Thank you for continuing the discussion in such an interesting way. Here are some replies to what you say in the first portion (I'll come back to the rest later):
Recht: “Now, it is 100% clear by a scan of any existing literature that statistical tests in science do not [provide an objective tool to distinguish genuine from spurious effects] Statistical tests do not and have not revealed truths about objective reality.”
Objective tools for distinguishing genuine from spurious effects is not the same as tools for revealing “truths about objective reality”—whose meaning is unclear.
Recht: “Statistical tests most certainly do not constrain two scientists from completely disagreeing about how to interpret the same data.”
Who says that distinguishing genuine from spurious effects precludes “two scientists from completely disagreeing about how to interpret the same data”? I don’t understand why Recht thinks that tools that control the probability of erroneous interpretations of data would preclude disagreement. Scientists must give reasons for their disagreement that respect the evidence. Failed replications sometimes result in the initial researchers blaming the replication leading, in turn, to examining the allegation. A new replication may be carried out to avoid the criticism. That too is progress in a conjecture and refutation exercise.
Recht: “If Stark and Benyamini are right, this in turn means that consumers of statistical tests, despite hundreds of years of statistician browbeating (my phrasing), have all been using them incorrectly.”
Stark and Benjamini are right, and it in no way follows “that consumers of statistical tests, despite hundreds of years of statistician browbeating …have all been using them incorrectly”. The tests are tools for falsification. Inability to falsify (statistically) a null hypothesis is a way to block erroneously inferring evidence of a genuine effect. Such negative results are at the heart of the so-called “replication crisis”. When nominally significant results are due to multiple testing, data-dredging, outcome switching and the like, it is unsurprising that the effects disappear when independent groups seek to replicate them with more stringent protocols. The replication crisis, where there is one, is evidence of how tests are used to avoid being fooled by randomness.
I think it is very important to understand what the 100 years of controversy is all about--I'll come back to this.
Recht: “I made a lot of physicists angry yesterday arguing” against the use of p-values in the Higgs discovery.
From the 10 year review: It turned out that the promising bump or “resonance” (a great HEP term) disappeared as more data became available, drowning out the significant indications seen in April. Its reality was falsified. …While disappointing to physicists, this negative role of significance tests is crucial for denying BSM [Beyond Standard Model] anomalies are real, and setting upper bounds for these discrepancies with the SM Higgs.
I'll return to the second portion of Recht's post in another comment.
As usual, we agree on a lot and disagree on some of the finer points. For instance, I don't think that the replication crisis is rooted in misapplication of statistical tools. I think there is a deeper question here about what is real and what replication even means. But let's save that debate for another day!

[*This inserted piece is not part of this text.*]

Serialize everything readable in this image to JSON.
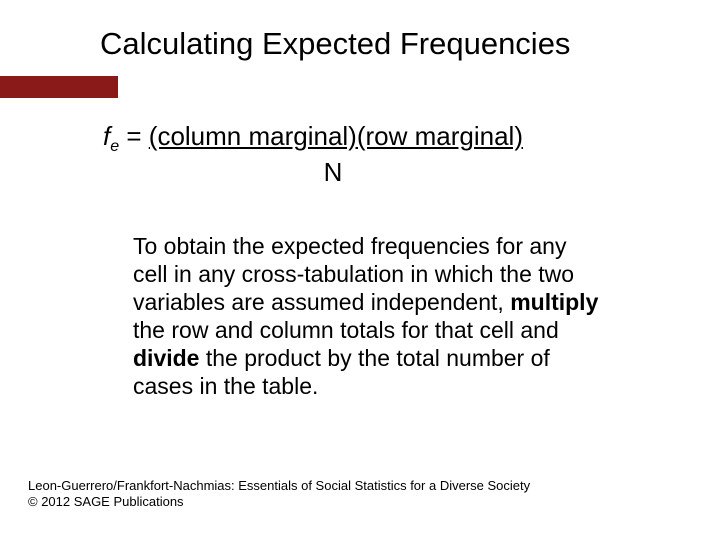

Popper’s metaphysical stance is based on falsification: while theories cannot be proven true, they can be subjected to severe tests aimed at falsifying them. Popper’s realism holds that objective truth exists, even though we can never be certain we’ve found it. This realism extends to the theoretical concepts needed for these theories, including latent constructs. Mayo builds on Popper by emphasizing probabilistic error control.
From a pragmatist perspective, especially Quine’s, constructs are real only if they are useful to our best science. This view is particularly relevant to latent constructs. If operationalized constructs like "affect regulation" fail to yield useful, predictive outcomes, their "reality" is unclear. Recht, whom I take to be a naturalistic Quinean, shares this view: he sees constructs like "affect regulation" or "ability to develop talent" as unclear and possibly unnecessary for scientific inquiry (beyond folk talk) if they don’t contribute to our best science. I agree it’s complicated, and I may be overstating the case, but I suspect he believes we should stay closer to what the experiment actually did, rather than invoking the big constructs in the theory we’re trying to severely test.
Recht favors a minimalist ontology: experiments, like growth mindset interventions, and tangible outcomes, like success in e-games, are real, while latent constructs like "affect regulation" or "ability to develop talent" are less real. In his view, science isn’t primarily about falsifying theories in the Popperian sense but about taking action: making predictions, observing outcomes, and adjusting based on practical results. Recht thinks the need for severe testing mostly arises when real-world applications are weak (and we go down the h-index route).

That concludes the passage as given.